君初也觉得这样就过去了,毕竟相处时间不长,想着曼丽心里并没有他。晚上回来的时候问老太太,“有人打电话找我吗?”
廖金兰说有一个女的。
曼丽,是曼丽!
“她说什么了吗?”君初急切地问。
“就说找你,我说不在,她就挂了。”廖金兰很少看见君初这样的表情,君初从来都是波澜不惊。
“我出去一下!”君初也顾不上解释,朝曼丽房子走去。
从楼下看,没有灯,君初上去敲门,无人。会不会在睡觉?又咚咚咚敲了三声,仍然没有声音。
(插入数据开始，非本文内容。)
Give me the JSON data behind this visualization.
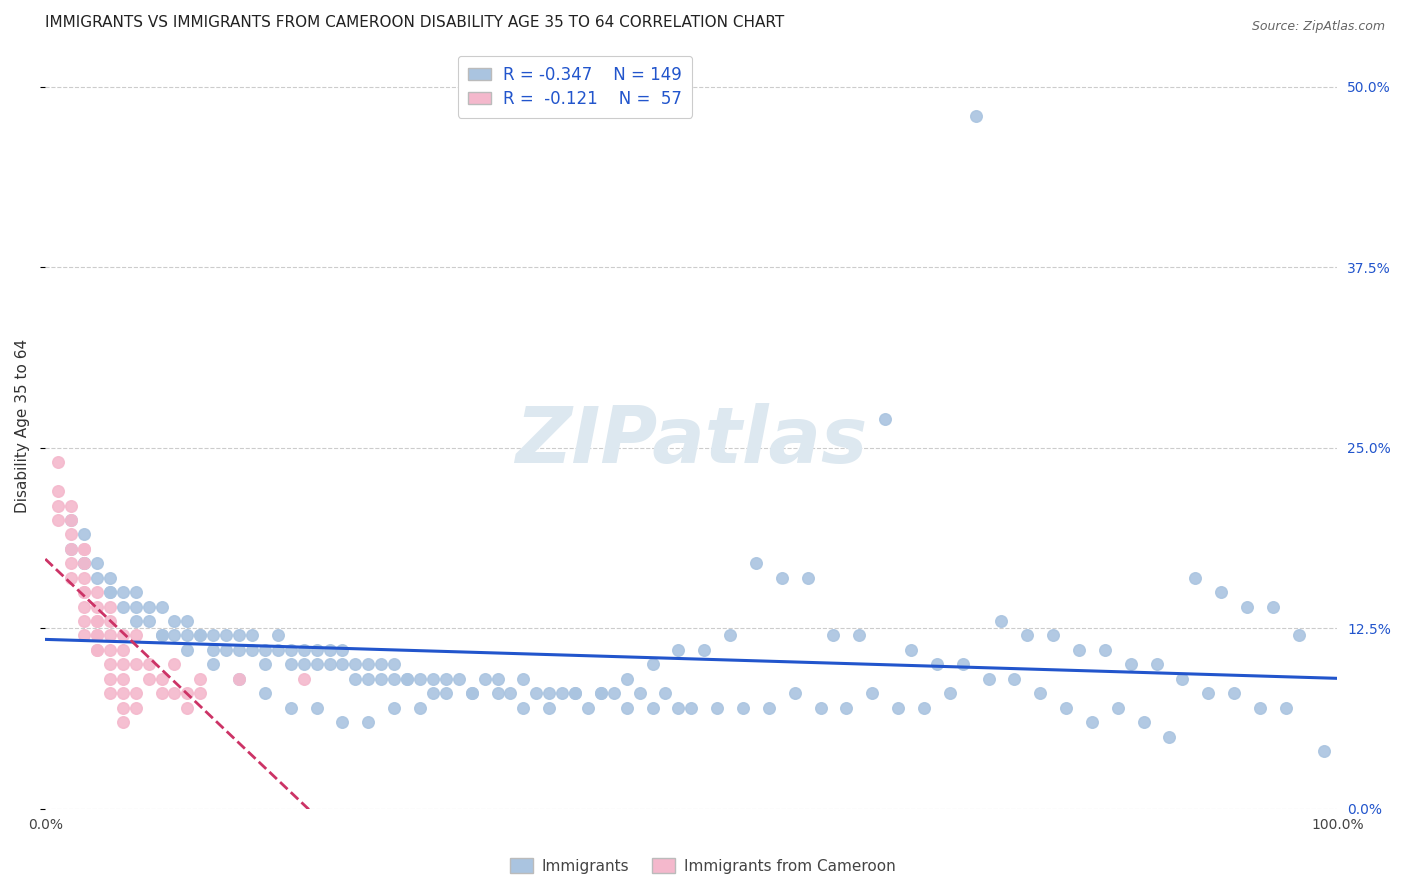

她会去哪里?她是不是又因为害怕逃出去了?这么一担心,君初良心不安起来,责怪自己当初太冲动,这几天碍于面子也没去电台找她,只能失望而归,到走廊灰暗的灯光下留了纸条在门上。回来时坐在车上在行人中寻找曼丽,连个相似的背影都没有。
徐伟良见曼丽带着一大堆东西回来,心情好了些,毕竟是女儿贴心。曼丽说吴美娜的魂也没再出现过了,米雯也松了一口气,但还是拉不下面子跟曼丽说话。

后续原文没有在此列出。